"It’s very authentic for BMW to do bold statements,” Domagoj Dukec says with the confident grin of someone who knows that he isn’t dealing in hyperbole.
In this case, we’re talking about the i Vision Circular, the radical concept car that showcases how BMW will apply ‘circular economy’ principles to future production machines. But the head of BMW Design could also be talking about much of his recent work, from the ever-growing range of SUVs to the ever-growing kidney grilles.
While it’s often divisive, Dukec has chosen to go for bold over bland. And that philosophy should stand BMW in good stead as the car industry undergoes a generational transformation through electrification, digitalisation and sustainability. For a car designer, that must be a huge but very exciting challenge.
“You can’t choose in which epoch you’re a designer, but it’s very interesting to be one in a time when the car industry is facing such major challenges, where you don’t even know if it will survive,” says Dukec. “You can use your creativity to offer more, to offer new experiences of mobility.”
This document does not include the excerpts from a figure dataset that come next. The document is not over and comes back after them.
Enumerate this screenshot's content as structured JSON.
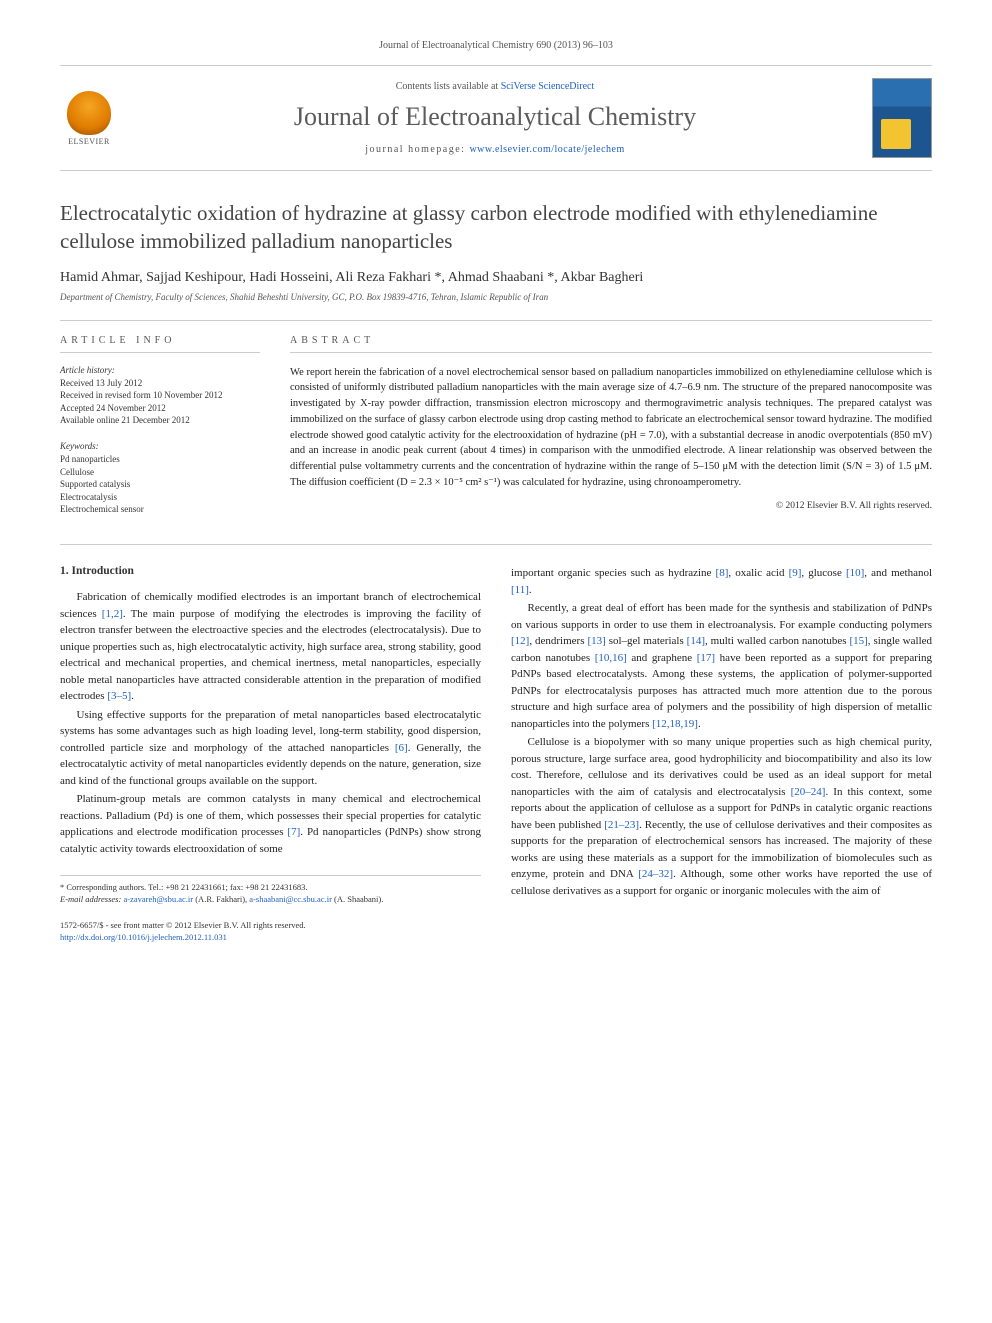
{
  "header": {
    "citation": "Journal of Electroanalytical Chemistry 690 (2013) 96–103",
    "contents_prefix": "Contents lists available at ",
    "contents_link": "SciVerse ScienceDirect",
    "journal_title": "Journal of Electroanalytical Chemistry",
    "homepage_prefix": "journal homepage: ",
    "homepage_link": "www.elsevier.com/locate/jelechem",
    "elsevier_label": "ELSEVIER"
  },
  "article": {
    "title": "Electrocatalytic oxidation of hydrazine at glassy carbon electrode modified with ethylenediamine cellulose immobilized palladium nanoparticles",
    "authors_html": "Hamid Ahmar, Sajjad Keshipour, Hadi Hosseini, Ali Reza Fakhari *, Ahmad Shaabani *, Akbar Bagheri",
    "affiliation": "Department of Chemistry, Faculty of Sciences, Shahid Beheshti University, GC, P.O. Box 19839-4716, Tehran, Islamic Republic of Iran"
  },
  "info": {
    "label": "ARTICLE INFO",
    "history_title": "Article history:",
    "history": [
      "Received 13 July 2012",
      "Received in revised form 10 November 2012",
      "Accepted 24 November 2012",
      "Available online 21 December 2012"
    ],
    "keywords_title": "Keywords:",
    "keywords": [
      "Pd nanoparticles",
      "Cellulose",
      "Supported catalysis",
      "Electrocatalysis",
      "Electrochemical sensor"
    ]
  },
  "abstract": {
    "label": "ABSTRACT",
    "text": "We report herein the fabrication of a novel electrochemical sensor based on palladium nanoparticles immobilized on ethylenediamine cellulose which is consisted of uniformly distributed palladium nanoparticles with the main average size of 4.7–6.9 nm. The structure of the prepared nanocomposite was investigated by X-ray powder diffraction, transmission electron microscopy and thermogravimetric analysis techniques. The prepared catalyst was immobilized on the surface of glassy carbon electrode using drop casting method to fabricate an electrochemical sensor toward hydrazine. The modified electrode showed good catalytic activity for the electrooxidation of hydrazine (pH = 7.0), with a substantial decrease in anodic overpotentials (850 mV) and an increase in anodic peak current (about 4 times) in comparison with the unmodified electrode. A linear relationship was observed between the differential pulse voltammetry currents and the concentration of hydrazine within the range of 5–150 μM with the detection limit (S/N = 3) of 1.5 μM. The diffusion coefficient (D = 2.3 × 10⁻⁵ cm² s⁻¹) was calculated for hydrazine, using chronoamperometry.",
    "copyright": "© 2012 Elsevier B.V. All rights reserved."
  },
  "body": {
    "section_heading": "1. Introduction",
    "left_paras": [
      "Fabrication of chemically modified electrodes is an important branch of electrochemical sciences <a>[1,2]</a>. The main purpose of modifying the electrodes is improving the facility of electron transfer between the electroactive species and the electrodes (electrocatalysis). Due to unique properties such as, high electrocatalytic activity, high surface area, strong stability, good electrical and mechanical properties, and chemical inertness, metal nanoparticles, especially noble metal nanoparticles have attracted considerable attention in the preparation of modified electrodes <a>[3–5]</a>.",
      "Using effective supports for the preparation of metal nanoparticles based electrocatalytic systems has some advantages such as high loading level, long-term stability, good dispersion, controlled particle size and morphology of the attached nanoparticles <a>[6]</a>. Generally, the electrocatalytic activity of metal nanoparticles evidently depends on the nature, generation, size and kind of the functional groups available on the support.",
      "Platinum-group metals are common catalysts in many chemical and electrochemical reactions. Palladium (Pd) is one of them, which possesses their special properties for catalytic applications and electrode modification processes <a>[7]</a>. Pd nanoparticles (PdNPs) show strong catalytic activity towards electrooxidation of some"
    ],
    "right_paras": [
      "important organic species such as hydrazine <a>[8]</a>, oxalic acid <a>[9]</a>, glucose <a>[10]</a>, and methanol <a>[11]</a>.",
      "Recently, a great deal of effort has been made for the synthesis and stabilization of PdNPs on various supports in order to use them in electroanalysis. For example conducting polymers <a>[12]</a>, dendrimers <a>[13]</a> sol–gel materials <a>[14]</a>, multi walled carbon nanotubes <a>[15]</a>, single walled carbon nanotubes <a>[10,16]</a> and graphene <a>[17]</a> have been reported as a support for preparing PdNPs based electrocatalysts. Among these systems, the application of polymer-supported PdNPs for electrocatalysis purposes has attracted much more attention due to the porous structure and high surface area of polymers and the possibility of high dispersion of metallic nanoparticles into the polymers <a>[12,18,19]</a>.",
      "Cellulose is a biopolymer with so many unique properties such as high chemical purity, porous structure, large surface area, good hydrophilicity and biocompatibility and also its low cost. Therefore, cellulose and its derivatives could be used as an ideal support for metal nanoparticles with the aim of catalysis and electrocatalysis <a>[20–24]</a>. In this context, some reports about the application of cellulose as a support for PdNPs in catalytic organic reactions have been published <a>[21–23]</a>. Recently, the use of cellulose derivatives and their composites as supports for the preparation of electrochemical sensors has increased. The majority of these works are using these materials as a support for the immobilization of biomolecules such as enzyme, protein and DNA <a>[24–32]</a>. Although, some other works have reported the use of cellulose derivatives as a support for organic or inorganic molecules with the aim of"
    ]
  },
  "footnotes": {
    "corr": "* Corresponding authors. Tel.: +98 21 22431661; fax: +98 21 22431683.",
    "email_label": "E-mail addresses:",
    "emails_html": " <a>a-zavareh@sbu.ac.ir</a> (A.R. Fakhari), <a>a-shaabani@cc.sbu.ac.ir</a> (A. Shaabani)."
  },
  "bottom": {
    "issn_line": "1572-6657/$ - see front matter © 2012 Elsevier B.V. All rights reserved.",
    "doi_line": "http://dx.doi.org/10.1016/j.jelechem.2012.11.031"
  },
  "colors": {
    "link": "#2060c0",
    "text": "#333333",
    "rule": "#cccccc"
  }
}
The changes in the car industry go beyond the switch to EVs, which BMW has embraced with the likes of the iX3 and i4. Those cars are essentially electric versions of combustion-engined BMW models; for the third phase of its electrification strategy from 2025, BMW is taking a “radically new” approach, including a commitment to sustainability, new software and a new flexible platform that can underpin a huge range of cars.
Company boss Oliver Zipse has named the new phase of models Neue Klasse (new class), reviving the name of the hugely popular line of 1960s models that transformed the fortunes of the Munich firm. As you might have read in last week’s Autocar, the range will encompass all of BMW’s models, including an equivalent of the 3 Series.